The 2016 election will provide the last big wave of open seats in the Legislature for at least eight years because of a change in term limits approved by California voters in 2012. Open seats without an incumbent in the race provide the easiest path into the political arena for outside candidates and a good opportunity for more women to be elected.
When voter-backed term limits on politicians were sweeping across the nation in the 1990s, many believed that more opportunities would open up for women.
But term limits have swept women out of office right along with men and, history has shown, it’s difficult to recruit women candidates to replace them, said Debbie Walsh, director of the Center for American Women and Politics at Rutgers University.
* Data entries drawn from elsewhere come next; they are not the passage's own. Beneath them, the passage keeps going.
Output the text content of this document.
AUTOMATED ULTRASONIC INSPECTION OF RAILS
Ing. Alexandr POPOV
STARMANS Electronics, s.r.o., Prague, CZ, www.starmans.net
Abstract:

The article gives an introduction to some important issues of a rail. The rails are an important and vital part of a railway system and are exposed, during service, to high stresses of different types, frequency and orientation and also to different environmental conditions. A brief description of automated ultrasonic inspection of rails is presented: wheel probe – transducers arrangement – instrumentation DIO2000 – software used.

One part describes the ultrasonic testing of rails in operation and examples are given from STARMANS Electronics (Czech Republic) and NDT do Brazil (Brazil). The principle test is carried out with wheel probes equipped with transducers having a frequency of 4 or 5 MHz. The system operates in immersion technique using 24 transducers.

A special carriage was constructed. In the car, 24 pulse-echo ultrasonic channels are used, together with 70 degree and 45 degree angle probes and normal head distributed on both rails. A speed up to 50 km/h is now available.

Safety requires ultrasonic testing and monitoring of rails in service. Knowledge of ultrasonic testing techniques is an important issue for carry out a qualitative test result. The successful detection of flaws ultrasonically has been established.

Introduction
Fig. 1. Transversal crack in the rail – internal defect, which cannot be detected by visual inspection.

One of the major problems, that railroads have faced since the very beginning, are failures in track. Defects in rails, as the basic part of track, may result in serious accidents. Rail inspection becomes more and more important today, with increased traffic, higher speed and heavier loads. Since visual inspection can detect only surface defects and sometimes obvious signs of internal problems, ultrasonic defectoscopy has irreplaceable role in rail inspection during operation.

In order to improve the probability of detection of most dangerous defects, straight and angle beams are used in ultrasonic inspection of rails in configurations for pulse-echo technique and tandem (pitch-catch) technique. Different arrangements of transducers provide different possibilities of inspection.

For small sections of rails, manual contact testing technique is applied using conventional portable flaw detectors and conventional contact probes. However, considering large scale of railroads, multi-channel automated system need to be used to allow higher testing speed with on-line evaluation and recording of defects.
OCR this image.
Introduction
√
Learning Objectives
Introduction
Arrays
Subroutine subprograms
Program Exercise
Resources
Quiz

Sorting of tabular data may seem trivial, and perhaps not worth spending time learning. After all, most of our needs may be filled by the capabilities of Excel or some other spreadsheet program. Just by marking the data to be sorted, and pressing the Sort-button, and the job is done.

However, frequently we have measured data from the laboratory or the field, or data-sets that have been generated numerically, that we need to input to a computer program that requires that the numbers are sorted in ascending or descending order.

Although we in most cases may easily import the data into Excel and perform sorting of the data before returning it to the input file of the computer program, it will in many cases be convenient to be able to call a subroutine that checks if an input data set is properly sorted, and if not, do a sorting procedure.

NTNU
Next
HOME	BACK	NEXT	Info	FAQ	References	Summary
Walsh said longer or no term limits might be better for women. Those in power would stay in office longer, and advocates could focus on winning “slow steady growth” for women as political vacancies open up, she said.
“When women run, they win at about the same rate as men,” Walsh said. “We just need to get women to run.”
“One would have to be really oblivious not to have reservations about stepping into the political meat market,” Kamenir-Reznik said. “It’s not a particularly easy thing to do. It takes an enormous commitment. And you know people are going to throw dirt at you, even though there’s not a lot of dirt, or any dirt, to throw.”
Shawnda Westly, a senior strategist for the California Democratic Party, says a boys’ club aspect of politics is one of the primary culprits. She is an active member of “Win Like a Girl,” a bipartisan organization that supports women in government and politics throughout California and tries to raise the public profile of women in the political field. Men still dominate the leadership in the parties and political organizations and, by and large, decide who gets recruited to run for office and who gets financial support.
“I believe that part of the systemic problem in the business of politics is the inherent sexism,” she said. “I really believe it’s because we don’t have enough seats at the table for making decisions on endorsements and spending.”
Times Staff Writer Javier Panzar contributed to this report.